Every now and then I get the question: why does Unitrends charge $0.25/GB/month  for its cloud service when I can buy cloud storage for less than that from Google, AWS, Azure, and other cloud services?  It’s a great question – with a pretty simple and compelling answer.

Google, AWS, and Azure all sell inexpensive cloud based storage for a series of fees based on combinations (depending upon the vendor) of input, output, storage used, compute used (if any), and other factors.  For that, you get to push your local data through your WAN via a RESTful protocol to a series of “buckets” of cloud storage.  When you need your data, you need to pull data back from those “buckets” of cloud storage via a RESTful protocol through your WAN back to your local data.

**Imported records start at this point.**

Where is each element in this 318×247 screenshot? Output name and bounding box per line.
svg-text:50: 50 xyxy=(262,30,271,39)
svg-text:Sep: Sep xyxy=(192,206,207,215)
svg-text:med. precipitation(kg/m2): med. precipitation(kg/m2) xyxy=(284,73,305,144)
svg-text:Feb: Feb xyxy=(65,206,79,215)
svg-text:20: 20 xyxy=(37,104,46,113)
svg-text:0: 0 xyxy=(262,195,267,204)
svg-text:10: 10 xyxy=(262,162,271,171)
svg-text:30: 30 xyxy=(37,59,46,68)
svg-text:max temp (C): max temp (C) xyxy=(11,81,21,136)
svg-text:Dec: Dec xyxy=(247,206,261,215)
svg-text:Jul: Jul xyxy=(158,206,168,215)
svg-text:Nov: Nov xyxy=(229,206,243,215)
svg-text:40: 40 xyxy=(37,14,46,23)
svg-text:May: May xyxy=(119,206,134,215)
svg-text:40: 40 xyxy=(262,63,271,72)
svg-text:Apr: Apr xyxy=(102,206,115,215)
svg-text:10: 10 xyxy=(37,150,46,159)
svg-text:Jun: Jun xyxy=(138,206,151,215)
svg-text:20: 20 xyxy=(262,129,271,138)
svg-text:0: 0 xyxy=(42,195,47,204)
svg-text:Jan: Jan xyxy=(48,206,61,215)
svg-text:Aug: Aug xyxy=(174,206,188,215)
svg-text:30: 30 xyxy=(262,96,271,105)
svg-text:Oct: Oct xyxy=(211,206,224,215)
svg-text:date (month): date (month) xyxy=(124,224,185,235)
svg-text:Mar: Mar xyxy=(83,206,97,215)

Depending upon the on-premise to cloud software used, you have various amounts of what is called WO/WA(WAN Optimization / WAN Acceleration) that is going on.  The best possible WAN optimization and acceleration occurs when you have computation going on at the source (your on-premise appliance) and at the target (the replication target.)

Pretty technical, huh?  Let’s simplify. The primary reason for the difference in cost is the difference in functionality.  A cloud service allows the transfer of backup data from your on-premise device to a location in the cloud.  When you need that data, you’re going to be at the mercy of the WAN bandwidth between where you’re recovering that data and where it is stored on some server within the cloud.  For those cloud providers that offer physical shipment of your data to you (which is the fastest way to transfer a few terabytes typically), the SLAs (Service Level Agreements) of the cloud providers are “flexible” – which is a nice way of saying that they aren’t guaranteed.  In addition, there are different policies by different cloud vendors regarding things like seeding – or putting terabytes of data into the cloud quickly using physical media rather than waiting weeks or even months for the first backup to be replicated into the cloud.

The Unitrends cloud has very strict SLAs and coupled with our support offerings enables you to receive a fully loaded new appliance very quickly.  It also handles both source-level and replication target-level deduplication to optimize WAN bandwidth as much as possible and to reduce the storage load – in other words, you’re getting not just storage but compute in our cloud.

With all of this said, here’s the way to get some of the cheapest possible cloud storage with Unitrends.  Sign up for a Dropbox business account, which is $795 per year for unlimited storage (because you only need one user on the account.)  Set up a computer with a NAS share, install Dropbox and point it to the NAS share, archive to the mounted NAS share from the Unitrends appliance using our D2D2D (Disk-to-Disk-to-Disk) archiving functionality, and let Dropbox replicate that to the Dropbox cloud.

This gives you two things: Fast archive recovery from the local Dropbox-based computer with the NAS, and your backup archives put into the cloud at a ridiculously low price.  How low a price?  If I’m backing up 5TB a year, I’m doing so at a price of less than 1.4 cents/terabyte; 10TB is at a price of less than 0.7 cents/terabyte.

This works with any integrated cloud storage provider that allows sufficient file size to handle tertiary backups.  The negative is of course that your WAN bandwidth isn’t as optimized as it would be for another solution.  And if you lose your local premise, it’s going to take a long time to recover that data (depending upon your WAN bandwidth.)

Let us know if you know of other tips and tricks for “absolutely lowest cost cloud storage without regard for RTO (Recovery Time Objective) or RPO (Recovery Point Objective.)”


  1. What if I don’t plan to recover anything at all and want to store something for compliance reasons, would unitrends be open to integrate with storage systems like amazon’s glacier and provide us with an archive service at 1c/G?

    1. Kamsey: Great question! We integrate with those services today via the AWS Cloud Gateway and our archiving functionality. In the future, we’ll also provide REST API compliance for your direct management of this. One note on economics – because we run into this all the time. Remember that $0.01/GB/month is $120/year and that Glacier is a back-end to S3 and other charges apply and that you’ll need to manage the S3/Glacier archiving yourself. Also note that the integrated cloud gateway aspect is an add-on cost as well. One reason some folks are using Dropbox, which is an interface to S3 as well (which I’m sure you know) is that at $795 for unlimited per year you don’t have to become aware of some of this detail.

      1. What happens to your ability to recover the “Dropboxed” data if the PC or the NAS fail? So you put a new PC in place and a new NAS and then re-connect to the dropbox account and syncronize. But will Unitrends recognize the archived data as legitimate and be able to recover from that dataset, the same way that it would if the PC and NAS had not failed?